Report: Tuition and fee increases among smallest in 30 years
By any measure, this has been a year like no other for higher education, and that is being reaffirmed by new data released from the College Board.
The COVID-19 effect has resulted in near 30-year lows in tuition and fee increases at colleges and universities, with many reporting no increases for 2020-21, according to the Board’s annual Trends in College Pricing and Student Aid study.
Students at private non-profit four-year institutions, for example, have seen an average rise of 2.1%, while those attending in-state public universities saw only a 1.1% increase.
“This year’s data underscore the profound impact COVID-19 has had on higher education,” said Jessica Howell, College Board’s vice president for research. “Although average tuition increased again this year, the increases are among the lowest we’ve seen since 1990-91.”
That also includes the small hike (1.9%) at public two-year colleges, whose first-year, full-time students often see full coverage of costs through financial aid.
What the numbers show
In the report, gleaned from published data by institutions, the College Board showed average range of tuition and fee costs for some institutions:
- Public in state four-years: $10,560. (average with expenses: $43,280)
- Public in-district two-years: $3,700. (average with expenses: $18,550)
- Private non-profit four-years: $37,650. (average with expenses: $54,880)
Digging deeper into the numbers, Alaska (+18%) and Connecticut (+17%) have seen the sharpest increases over the past five years among public four-year institutions, while Florida posted the biggest drop at -8%. The two states with the highest tuition and fees for in-state students are Vermont ($17,510) and New Hampshire ($16,960), while the lowest are in Wyoming ($5,790) and Florida ($6,370).
As for individual flagship universities, the University of Washington has seen the sharpest drop in that period at -9%, while the University of Connecticut has seen the steepest rise at +23%).
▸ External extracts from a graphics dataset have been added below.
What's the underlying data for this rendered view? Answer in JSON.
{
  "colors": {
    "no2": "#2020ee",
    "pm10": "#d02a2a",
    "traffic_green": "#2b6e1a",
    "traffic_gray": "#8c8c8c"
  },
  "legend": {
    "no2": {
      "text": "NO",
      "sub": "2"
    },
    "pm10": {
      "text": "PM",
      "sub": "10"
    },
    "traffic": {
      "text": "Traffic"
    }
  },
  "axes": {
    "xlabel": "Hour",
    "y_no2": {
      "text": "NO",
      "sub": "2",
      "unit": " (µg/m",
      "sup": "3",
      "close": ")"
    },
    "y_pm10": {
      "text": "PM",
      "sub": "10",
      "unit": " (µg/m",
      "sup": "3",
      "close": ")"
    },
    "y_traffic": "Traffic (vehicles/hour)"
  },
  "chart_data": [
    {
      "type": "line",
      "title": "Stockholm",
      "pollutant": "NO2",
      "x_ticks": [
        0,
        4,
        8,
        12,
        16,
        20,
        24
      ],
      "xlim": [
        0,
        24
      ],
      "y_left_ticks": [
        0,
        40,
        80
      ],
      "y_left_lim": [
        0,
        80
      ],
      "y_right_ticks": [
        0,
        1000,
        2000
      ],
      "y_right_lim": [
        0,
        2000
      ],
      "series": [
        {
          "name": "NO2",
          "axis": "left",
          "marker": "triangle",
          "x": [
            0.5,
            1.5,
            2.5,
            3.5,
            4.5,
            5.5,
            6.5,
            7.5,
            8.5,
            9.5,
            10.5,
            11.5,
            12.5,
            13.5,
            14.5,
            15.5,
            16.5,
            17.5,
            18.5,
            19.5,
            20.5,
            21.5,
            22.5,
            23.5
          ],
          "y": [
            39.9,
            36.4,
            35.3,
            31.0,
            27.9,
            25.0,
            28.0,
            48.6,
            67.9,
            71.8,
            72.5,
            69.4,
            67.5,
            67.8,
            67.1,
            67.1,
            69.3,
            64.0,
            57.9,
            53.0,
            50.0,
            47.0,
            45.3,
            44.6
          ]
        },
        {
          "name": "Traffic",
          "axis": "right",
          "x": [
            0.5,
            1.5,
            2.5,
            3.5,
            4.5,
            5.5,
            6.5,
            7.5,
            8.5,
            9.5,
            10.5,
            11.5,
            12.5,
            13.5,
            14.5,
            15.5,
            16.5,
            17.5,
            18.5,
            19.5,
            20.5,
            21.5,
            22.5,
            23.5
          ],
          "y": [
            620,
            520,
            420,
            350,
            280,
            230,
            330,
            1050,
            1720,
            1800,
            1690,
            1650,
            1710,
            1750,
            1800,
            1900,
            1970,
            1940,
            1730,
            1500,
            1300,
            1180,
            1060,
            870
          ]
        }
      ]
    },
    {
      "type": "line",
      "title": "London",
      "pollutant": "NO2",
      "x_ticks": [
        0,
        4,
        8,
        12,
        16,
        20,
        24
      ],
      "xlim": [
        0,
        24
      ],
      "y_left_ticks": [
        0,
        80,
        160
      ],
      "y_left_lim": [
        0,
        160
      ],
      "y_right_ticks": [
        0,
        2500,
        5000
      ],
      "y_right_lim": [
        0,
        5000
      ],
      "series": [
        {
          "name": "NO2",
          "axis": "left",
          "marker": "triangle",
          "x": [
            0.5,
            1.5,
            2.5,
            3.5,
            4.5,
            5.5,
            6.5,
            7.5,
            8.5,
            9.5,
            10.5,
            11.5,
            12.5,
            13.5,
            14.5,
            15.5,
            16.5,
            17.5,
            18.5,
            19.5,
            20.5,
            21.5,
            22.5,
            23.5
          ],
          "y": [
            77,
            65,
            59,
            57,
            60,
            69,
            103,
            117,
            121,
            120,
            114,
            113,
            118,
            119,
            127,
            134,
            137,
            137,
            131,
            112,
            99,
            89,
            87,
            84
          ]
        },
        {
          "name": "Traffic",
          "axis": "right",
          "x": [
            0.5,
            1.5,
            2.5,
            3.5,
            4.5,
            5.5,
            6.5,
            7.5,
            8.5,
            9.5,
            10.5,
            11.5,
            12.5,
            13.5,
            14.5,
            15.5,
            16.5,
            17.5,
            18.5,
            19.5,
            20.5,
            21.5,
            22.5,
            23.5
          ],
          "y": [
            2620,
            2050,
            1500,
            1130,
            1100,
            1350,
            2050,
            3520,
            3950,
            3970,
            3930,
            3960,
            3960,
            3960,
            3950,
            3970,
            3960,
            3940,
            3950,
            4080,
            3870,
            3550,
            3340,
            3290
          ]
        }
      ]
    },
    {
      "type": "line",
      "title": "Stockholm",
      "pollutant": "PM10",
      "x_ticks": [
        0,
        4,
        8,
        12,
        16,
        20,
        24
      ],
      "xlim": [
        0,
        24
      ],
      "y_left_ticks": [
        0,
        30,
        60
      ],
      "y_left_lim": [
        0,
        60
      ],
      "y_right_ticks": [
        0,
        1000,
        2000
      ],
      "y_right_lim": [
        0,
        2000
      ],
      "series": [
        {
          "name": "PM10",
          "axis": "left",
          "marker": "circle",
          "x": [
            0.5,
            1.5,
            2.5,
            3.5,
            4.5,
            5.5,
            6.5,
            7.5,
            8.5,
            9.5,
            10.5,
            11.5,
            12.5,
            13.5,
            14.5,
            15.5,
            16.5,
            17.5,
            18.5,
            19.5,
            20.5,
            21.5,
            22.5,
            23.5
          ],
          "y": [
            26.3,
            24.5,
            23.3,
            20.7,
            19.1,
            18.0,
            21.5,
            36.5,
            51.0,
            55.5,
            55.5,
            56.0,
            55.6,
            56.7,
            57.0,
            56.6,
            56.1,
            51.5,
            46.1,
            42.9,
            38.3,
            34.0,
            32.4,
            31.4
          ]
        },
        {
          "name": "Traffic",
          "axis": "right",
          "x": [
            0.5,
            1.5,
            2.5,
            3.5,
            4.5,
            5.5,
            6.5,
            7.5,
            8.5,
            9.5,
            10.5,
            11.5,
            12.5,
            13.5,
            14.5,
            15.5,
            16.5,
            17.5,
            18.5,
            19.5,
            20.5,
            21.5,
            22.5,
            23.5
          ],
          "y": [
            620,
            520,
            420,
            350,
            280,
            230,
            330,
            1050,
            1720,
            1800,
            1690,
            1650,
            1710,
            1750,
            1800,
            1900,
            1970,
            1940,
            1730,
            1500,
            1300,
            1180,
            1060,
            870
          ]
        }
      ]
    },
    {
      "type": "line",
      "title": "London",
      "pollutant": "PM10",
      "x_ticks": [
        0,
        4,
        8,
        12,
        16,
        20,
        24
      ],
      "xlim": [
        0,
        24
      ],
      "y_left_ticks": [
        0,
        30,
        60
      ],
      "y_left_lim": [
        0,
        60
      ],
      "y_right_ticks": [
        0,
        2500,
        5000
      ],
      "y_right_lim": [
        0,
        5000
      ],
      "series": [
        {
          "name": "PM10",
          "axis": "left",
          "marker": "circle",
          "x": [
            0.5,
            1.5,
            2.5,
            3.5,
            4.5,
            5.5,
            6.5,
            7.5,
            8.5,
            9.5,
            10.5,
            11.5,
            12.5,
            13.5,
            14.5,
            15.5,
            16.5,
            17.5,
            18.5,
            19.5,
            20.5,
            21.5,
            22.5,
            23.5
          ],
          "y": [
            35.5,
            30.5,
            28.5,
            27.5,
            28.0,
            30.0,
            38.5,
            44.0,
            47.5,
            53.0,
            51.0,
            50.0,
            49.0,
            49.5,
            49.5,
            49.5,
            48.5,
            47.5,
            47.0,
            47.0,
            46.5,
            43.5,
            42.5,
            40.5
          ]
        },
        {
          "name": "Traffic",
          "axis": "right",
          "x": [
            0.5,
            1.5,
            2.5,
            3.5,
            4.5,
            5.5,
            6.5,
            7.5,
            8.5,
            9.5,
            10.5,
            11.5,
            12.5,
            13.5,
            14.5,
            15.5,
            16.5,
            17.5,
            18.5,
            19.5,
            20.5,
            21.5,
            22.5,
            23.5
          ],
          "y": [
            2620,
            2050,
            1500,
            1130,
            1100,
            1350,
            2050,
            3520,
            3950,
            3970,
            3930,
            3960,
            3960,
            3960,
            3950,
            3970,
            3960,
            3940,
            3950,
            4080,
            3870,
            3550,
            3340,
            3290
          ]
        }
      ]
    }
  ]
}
The University of New Mexico, University of Oregon and Alaska-Fairbanks all have risen more than 20%. Other notable universities where tuition and fees have nominally declined during that span: the University of North Carolina-Chapel Hill, Penn State University and the University of Kansas.
At two-year colleges, full-time students in Vermont pay the most of any state ($8,600), while California and New Mexico students enjoy tuition and fees of less than $2,000. Wyoming showed the most dramatic increase over the five-year period at +43%, nearly doubling the increase from the next highest state, Nevada. Meanwhile, those institutions in Arizona showed an average 15% decline. Two-year colleges in California and Florida posted 8% decreases.
How students are managing
Students continue to borrow less, according to the College Board researchers, who noted that the trend has continued for nine straight years through 2019-20. One of the contributing factors has been a steady rise in grants (27%) over the past decade from colleges and universities.
“Institutions are recognizing the struggles students and families face in paying for college, especially during a pandemic,” said Jennifer Ma, senior policy research scientist at College Board and co-author of the report. “In 14 states, the average public two-year in-district tuition and fees did not increase in 2020-21. In 10 states, the average public four-year in-state tuition and fees did not increase.”
Though Pell grant aid has declined nearly $8 billion during the past 10 years, state and local funding has been rising steadily, according to College Board data.
However, Matea Pender, policy research scientist at College Board and co-author of the report, noted: “It is too early to understand the full impact of the economic relief on higher education and on student borrowing. The most recent data show that since 2010-11 total annual undergraduate borrowing has been declining, both at the aggregate level and on a per-student basis.”